Burning fat – how to do it
A healthy, balanced diet can sometimes be enough if you want to lose weight. Cutting down on sweet and fatty foods might be all you need to do for the pounds to disappear. However, anyone who wants to actively burn fat to get into better shape would do well to take the following tips to heart.
Our bodies cannot function without energy. In the same way as a car needs fuel to drive, humans need energy in the form of food. If you want to lose weight, the recipe for success could actually be quite easy: from now on, eat less than your body needs! Or conversely, use more energy (than you eat during meals) so that you always have a calorie deficit at the end of the day.
While the theory sounds simple, the reality is a little different. After all, who knows exactly how much energy they consume during the day? And we are even less able to understand how much energy is registered as too much and subsequently stored as fat.
Exercise helps you get into better shape.
How to burn fat
Exercise helps you get into better shape. Regular running, for example, increases muscle mass. In turn, more muscle mass increases your basal metabolic rate. This means: if you exercise regularly, you will burn more calories even when you are resting.
- Avoid drastic measures: if you want to lose weight, you obviously have to change your diet. Low energy density foods help fill you up yet contain fewer calories. In contrast, a diet which involves you radically reducing your calorie intake will not yield the desired result. In this emergency situation, the body breaks down muscle cells rather than fat to get the energy it needs. When this kind of diet ends, the pounds soon start piling back on.
- What works: you have to burn approximately 3,500 calories to lose one pound of body fat (as a guideline, a runner weighing 70 kg who jogs briskly for half an hour will burn approx. 400 calories). The more time you spend on low-intensity exercise, the more efficiently you will burn fat.
- Pay attention to low intensity: particularly important: the body can only burn fat if it gets enough oxygen. And this only ever happens during low-intensity exercise, when your body's oxygen supply and consumption are in balance.
Simple rule of thumb: do not run any faster than the speed at which you can still hold a conversation. If you are not getting enough oxygen (e.g. because you are out of breath), your body will not be able to burn fat. - Pros can do more: long, slow endurance runs are a great fat-burning workout. If you already have some running experience, you can also try interval training. The concept: after a brief warm-up run (about five minutes), drastically increase your speed. Run at 85 to 95 per cent of your maximum speed for three to five minutes. Then jog comfortably for five minutes before increasing your speed again.
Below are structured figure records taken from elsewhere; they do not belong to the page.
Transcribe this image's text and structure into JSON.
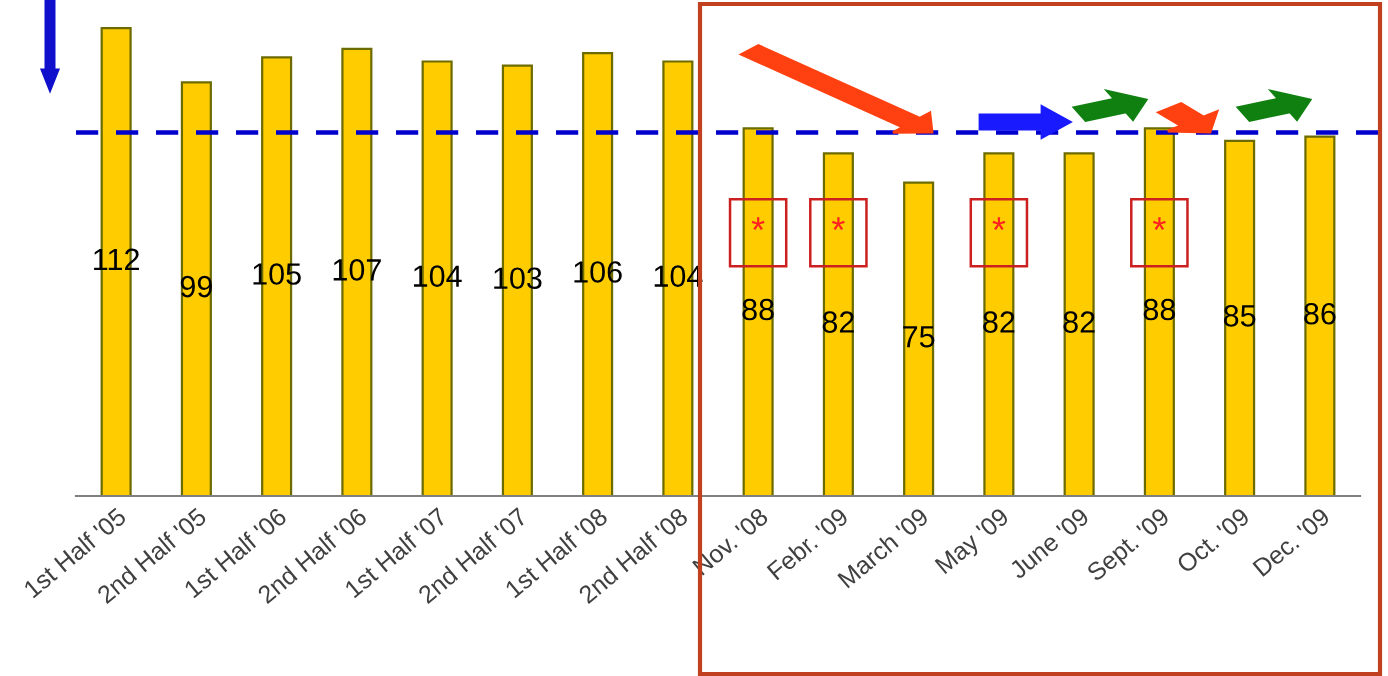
{
  "chart_data": {
    "type": "bar",
    "categories": [
      "1st Half '05",
      "2nd Half '05",
      "1st Half '06",
      "2nd Half '06",
      "1st Half '07",
      "2nd Half '07",
      "1st Half '08",
      "2nd Half '08",
      "Nov. '08",
      "Febr. '09",
      "March '09",
      "May '09",
      "June '09",
      "Sept. '09",
      "Oct. '09",
      "Dec. '09"
    ],
    "values": [
      112,
      99,
      105,
      107,
      104,
      103,
      106,
      104,
      88,
      82,
      75,
      82,
      82,
      88,
      85,
      86
    ],
    "color": "#ffcc00",
    "data_labels": true,
    "ref_lines": [
      {
        "axis": "y",
        "value": 87,
        "label": null,
        "color": "#0000cc",
        "line_style": "dashed"
      }
    ],
    "annotations": [
      {
        "text": "*",
        "x": "Nov. '08",
        "y": 63
      },
      {
        "text": "*",
        "x": "Febr. '09",
        "y": 63
      },
      {
        "text": "*",
        "x": "May '09",
        "y": 63
      },
      {
        "text": "*",
        "x": "Sept. '09",
        "y": 63
      }
    ],
    "grid": false,
    "legend": false
  }
}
You can only burn fat if your oxygen intake is sufficient.
- Use the afterburn effect: interval running has a remarkable afterburn effect! The body continues drawing on its energy reserves for up to two hours afterwards. Make the most of this "magic formula" and avoid carbohydrate-rich foods immediately after jogging.
- Leave off foods that make you fat: sounds so easy, and in fact it is... Hands off sweet, sugary foods (lemonades, juices, fruit yoghurts, smoothies). They are immediately converted into the unhealthy fatty acids we have just been fighting.
- Low carb does not mean no carb: having fewer carbohydrates in your diet is good, but you should not eliminate them altogether. Otherwise, you run the risk of a decline in your mental and physical fitness. Annoying side-effect: this diet also increases your cravings for extremely fatty foods.